Amantadine use during acute hospitalization for neurological recovery after stroke: a systematic review.

Abstract

Background: Disorders of consciousness and impaired neurological recovery are common during acute hospitalization for stroke, yet evidence-based pharmacologic strategies to enhance neurorecovery remain limited. Amantadine is frequently used off-label in this setting based on data from traumatic brain injury; however, evidence supporting its use in stroke is unclear.

Objective: To systematically review the available literature evaluating the use of amantadine during acute hospitalization in adult patients with stroke.

Methods: This systematic review was conducted in accordance with PRISMA guidelines and registered in PROSPERO (CRD420251273897). PubMed/MEDLINE, Embase, and Cochrane CENTRAL were searched for studies that included adults with stroke who received amantadine during acute hospitalization compared to standard care without amantadine, placebo, or within-cohort comparisons among amantadine-treated patients. Outcomes of interest included recovery of consciousness, neurological and functional outcomes, in-hospital mortality, and adverse events. Due to heterogeneity in study design, patient populations, and outcome measures, a quantitative meta-analysis was not performed.

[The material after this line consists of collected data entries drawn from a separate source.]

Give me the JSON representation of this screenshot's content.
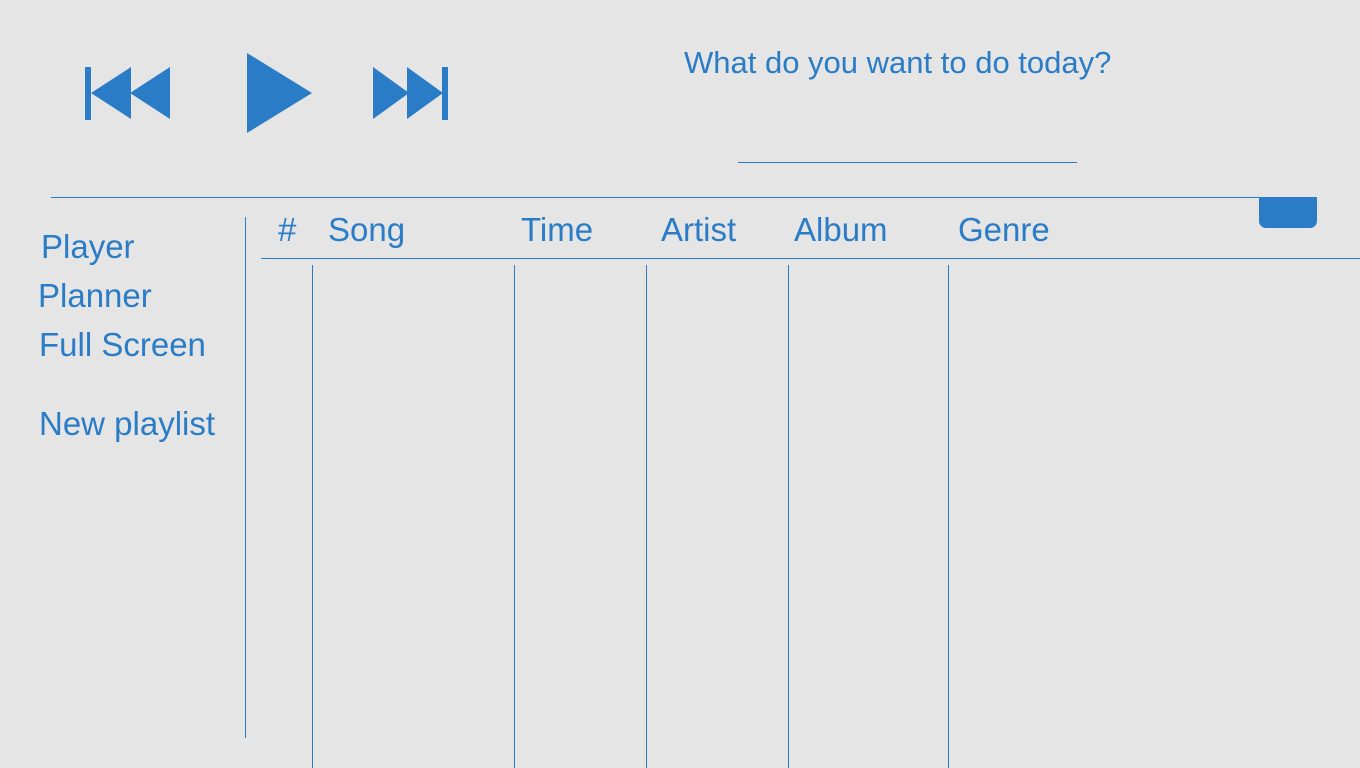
{
  "player": {
    "previous_icon": "skip-previous-icon",
    "play_icon": "play-icon",
    "next_icon": "skip-next-icon"
  },
  "search": {
    "prompt": "What do you want to do today?",
    "value": ""
  },
  "sidebar": {
    "items": [
      {
        "label": "Player"
      },
      {
        "label": "Planner"
      },
      {
        "label": "Full Screen"
      },
      {
        "label": "New playlist"
      }
    ]
  },
  "table": {
    "columns": [
      "#",
      "Song",
      "Time",
      "Artist",
      "Album",
      "Genre"
    ],
    "rows": []
  },
  "colors": {
    "accent": "#2a7cc7",
    "background": "#e5e5e5"
  }
}
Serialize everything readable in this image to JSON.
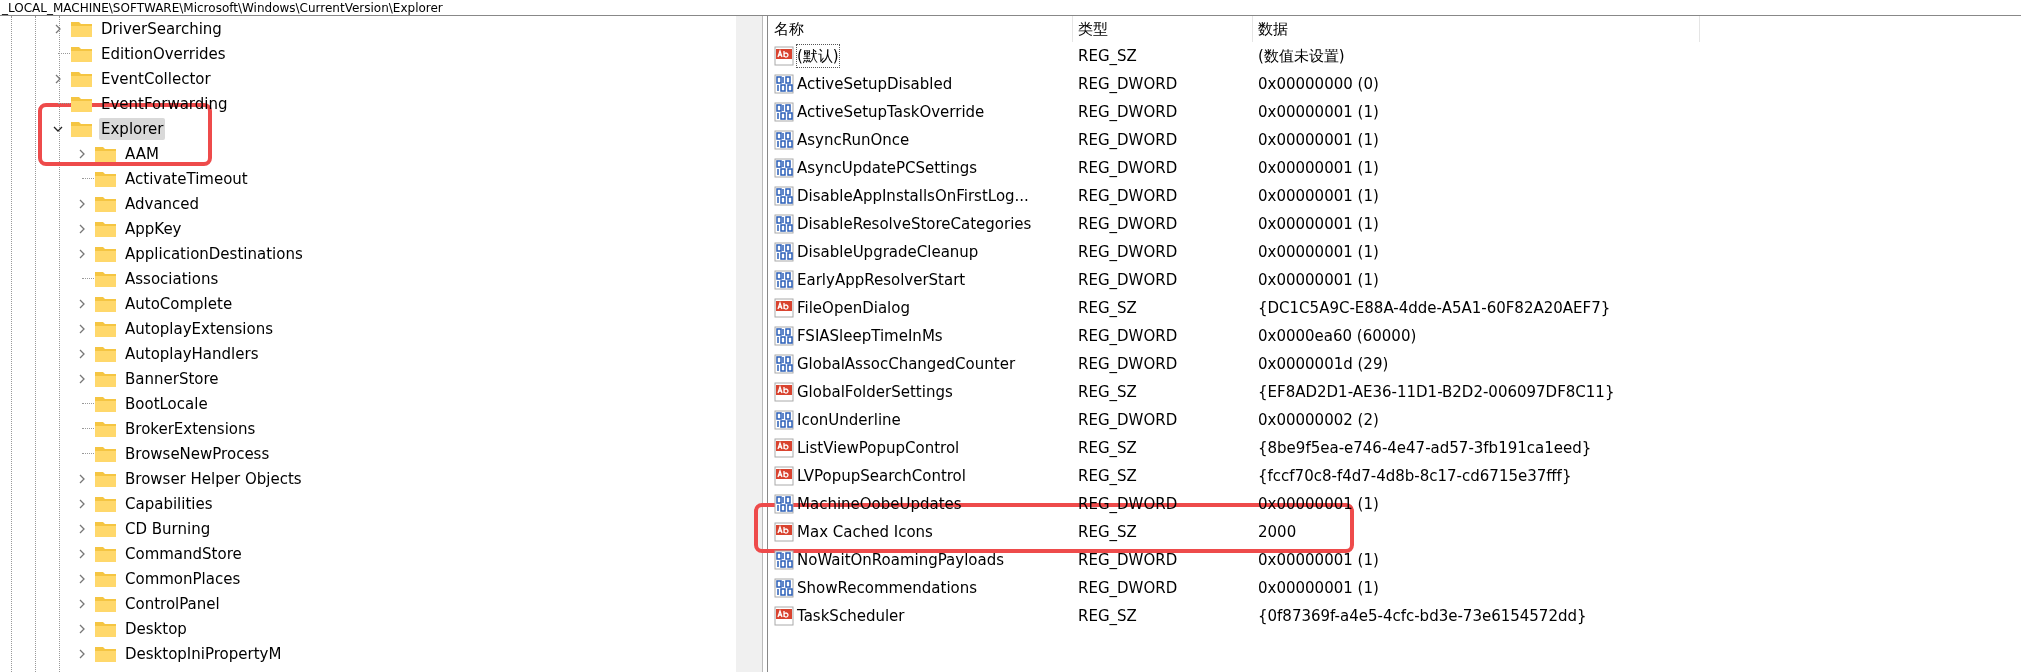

Results: Seven studies involving a total of 929 patients were included, the majority with stroke, although one mixed non-traumatic brain injury cohort also included patients with status epilepticus (n = 29) and bacterial meningitis (n = 11). Amantadine was initiated during acute hospitalization, mostly in the intensive care unit, at doses of 100-200 mg twice daily. Across observational cohorts, 50-65% of patients responded to amantadine, defined as improvement in arousal or recovery of consciousness, with higher response rates observed in smaller cohorts. Amantadine exposure was also associated with earlier improvement in consciousness compared with no treatment. However, no consistent long-term functional effect or reduction in mortality was reported. Amantadine was generally well tolerated; reported adverse events included seizures (5-13%), agitation (6-14%), QTc prolongation (up to 8%), and sleep disruption (16%). No consistent safety signal attributable to amantadine was identified, although comparative safety data were limited. Risk of bias ranged from low to moderate across the included studies.

Conclusions: The evidence supporting amantadine use during acute hospitalization for stroke is limited and heterogeneous. While amantadine is commonly used to promote arousal in patients with impaired consciousness after stroke, available data do not allow firm conclusions regarding efficacy for functional recovery or mortality, and safety conclusions remain limited by inconsistent adverse-event reporting. Prospective, stroke-specific studies conducted in the acute hospital setting are needed to clarify the efficacy, optimal timing, and safety of amantadine in this population.